Long non-coding RNAs (lncRNAs) have been implicated in normal cellular homeostasis as well as pathophysiological conditions, including cancer. Harvard Medical School researchers performed global gene expression profiling of mammary epithelial cells transformed by oncogenic v-Src, and identified a large subset of uncharacterized lncRNAs potentially involved in breast cancer development. Specifically, their analysis revealed a novel lncRNA, LINC00520 that is upregulated upon ectopic expression of oncogenic v-Src, in a manner that is dependent on the transcription factor STAT3. Similarly, LINC00520 is also increased in mammary epithelial cells transformed by oncogenic PI3K and its expression is decreased upon knockdown of mutant PIK3CA. Additional expression profiling highlight that LINC00520 is elevated in a subset of human breast carcinomas, with preferential enrichment in the basal-like molecular subtype. ShRNA-mediated depletion of LINC00520 results in decreased cell migration and loss of invasive structures in 3D. RNA sequencing analysis uncovers several genes that are differentially expressed upon ectopic expression of LINC00520, a significant subset of which are also induced in v-Src-transformed MCF10A cells. Together, these findings characterize LINC00520 as a lncRNA that is regulated by oncogenic Src, PIK3CA and STAT3, and which may contribute to the molecular etiology of breast cancer.

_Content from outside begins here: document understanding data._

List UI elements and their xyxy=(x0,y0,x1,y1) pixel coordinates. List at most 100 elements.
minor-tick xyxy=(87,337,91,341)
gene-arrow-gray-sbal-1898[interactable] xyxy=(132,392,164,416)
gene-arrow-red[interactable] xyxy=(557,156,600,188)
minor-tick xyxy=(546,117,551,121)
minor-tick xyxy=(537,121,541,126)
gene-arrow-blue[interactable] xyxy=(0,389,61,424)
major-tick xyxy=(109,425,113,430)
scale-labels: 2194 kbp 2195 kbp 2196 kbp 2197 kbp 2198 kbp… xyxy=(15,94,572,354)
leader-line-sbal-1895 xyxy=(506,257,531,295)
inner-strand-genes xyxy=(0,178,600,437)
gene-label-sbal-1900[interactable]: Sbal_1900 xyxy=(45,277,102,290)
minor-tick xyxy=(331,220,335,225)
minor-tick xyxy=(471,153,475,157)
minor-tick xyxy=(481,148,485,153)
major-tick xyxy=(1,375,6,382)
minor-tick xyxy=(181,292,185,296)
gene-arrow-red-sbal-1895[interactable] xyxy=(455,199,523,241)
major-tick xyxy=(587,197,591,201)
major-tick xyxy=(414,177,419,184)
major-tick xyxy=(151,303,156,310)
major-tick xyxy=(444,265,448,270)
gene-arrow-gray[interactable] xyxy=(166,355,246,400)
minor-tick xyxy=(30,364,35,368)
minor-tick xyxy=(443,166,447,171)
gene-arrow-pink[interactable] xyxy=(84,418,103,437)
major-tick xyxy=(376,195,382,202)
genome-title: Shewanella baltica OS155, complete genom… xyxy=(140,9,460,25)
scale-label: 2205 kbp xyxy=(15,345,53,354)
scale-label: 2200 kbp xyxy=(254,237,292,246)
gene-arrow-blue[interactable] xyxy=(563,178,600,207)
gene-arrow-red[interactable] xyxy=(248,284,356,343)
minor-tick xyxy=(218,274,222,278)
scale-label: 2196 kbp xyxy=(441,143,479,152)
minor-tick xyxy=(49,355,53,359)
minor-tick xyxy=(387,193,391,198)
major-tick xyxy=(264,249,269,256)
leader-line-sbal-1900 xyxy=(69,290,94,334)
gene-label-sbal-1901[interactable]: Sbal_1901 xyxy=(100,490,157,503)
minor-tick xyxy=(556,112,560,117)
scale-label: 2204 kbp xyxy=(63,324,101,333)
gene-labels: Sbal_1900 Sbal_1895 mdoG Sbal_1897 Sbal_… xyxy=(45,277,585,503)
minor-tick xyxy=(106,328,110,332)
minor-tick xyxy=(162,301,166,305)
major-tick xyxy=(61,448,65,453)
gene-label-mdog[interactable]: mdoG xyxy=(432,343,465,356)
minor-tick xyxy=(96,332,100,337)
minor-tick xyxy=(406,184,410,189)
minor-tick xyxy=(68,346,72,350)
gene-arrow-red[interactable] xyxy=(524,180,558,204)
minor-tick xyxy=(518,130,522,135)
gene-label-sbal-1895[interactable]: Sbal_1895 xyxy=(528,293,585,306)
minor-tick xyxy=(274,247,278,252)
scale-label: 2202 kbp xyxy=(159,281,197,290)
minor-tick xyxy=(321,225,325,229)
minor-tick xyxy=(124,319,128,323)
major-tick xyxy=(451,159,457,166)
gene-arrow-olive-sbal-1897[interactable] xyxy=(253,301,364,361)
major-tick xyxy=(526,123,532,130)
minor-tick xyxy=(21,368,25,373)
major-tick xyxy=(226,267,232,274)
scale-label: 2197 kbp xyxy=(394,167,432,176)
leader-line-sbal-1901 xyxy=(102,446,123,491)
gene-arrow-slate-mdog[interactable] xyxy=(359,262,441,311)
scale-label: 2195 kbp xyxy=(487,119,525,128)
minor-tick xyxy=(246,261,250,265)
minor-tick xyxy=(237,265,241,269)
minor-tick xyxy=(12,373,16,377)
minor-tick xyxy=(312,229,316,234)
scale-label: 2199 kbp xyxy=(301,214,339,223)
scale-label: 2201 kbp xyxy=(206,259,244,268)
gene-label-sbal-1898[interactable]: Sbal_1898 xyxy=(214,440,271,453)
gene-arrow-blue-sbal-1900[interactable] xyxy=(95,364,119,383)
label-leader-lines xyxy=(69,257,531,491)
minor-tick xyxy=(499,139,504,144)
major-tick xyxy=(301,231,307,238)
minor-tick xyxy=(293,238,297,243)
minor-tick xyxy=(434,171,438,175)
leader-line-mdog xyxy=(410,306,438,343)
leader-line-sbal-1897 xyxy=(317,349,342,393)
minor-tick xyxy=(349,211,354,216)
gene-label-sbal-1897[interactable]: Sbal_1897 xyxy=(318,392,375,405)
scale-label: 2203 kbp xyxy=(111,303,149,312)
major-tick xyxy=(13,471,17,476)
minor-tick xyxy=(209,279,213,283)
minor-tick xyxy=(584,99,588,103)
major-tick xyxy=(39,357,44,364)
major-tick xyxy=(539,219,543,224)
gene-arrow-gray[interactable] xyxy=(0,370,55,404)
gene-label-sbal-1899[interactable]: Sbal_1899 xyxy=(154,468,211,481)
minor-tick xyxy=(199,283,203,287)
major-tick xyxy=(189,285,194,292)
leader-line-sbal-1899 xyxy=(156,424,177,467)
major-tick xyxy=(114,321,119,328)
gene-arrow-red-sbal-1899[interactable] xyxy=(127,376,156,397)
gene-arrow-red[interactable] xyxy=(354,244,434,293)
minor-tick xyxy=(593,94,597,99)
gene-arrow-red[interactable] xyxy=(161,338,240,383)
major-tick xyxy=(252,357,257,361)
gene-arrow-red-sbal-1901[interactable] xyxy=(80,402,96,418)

Identification and transcriptional regulation of LINC00520 in a
model of Src-induced transformation of mammary epithelial cells
a. Heat maps showing subset of protein coding genes and long non-coding RNAs that are differentially expressed at 4,12 and 36 hours post Src induction, in MCF10A cells. b. RNA Sequencing, relative expression of LINC00520 at various time-points post Src induction in immortalized mammary epithelial MCF10A cells. FPKM, fragments per kilobase of transcript per million mapped reads. c. STAT3 ChIP enrichment in MCF10A cells post Src induction, at the LINC00520 locus.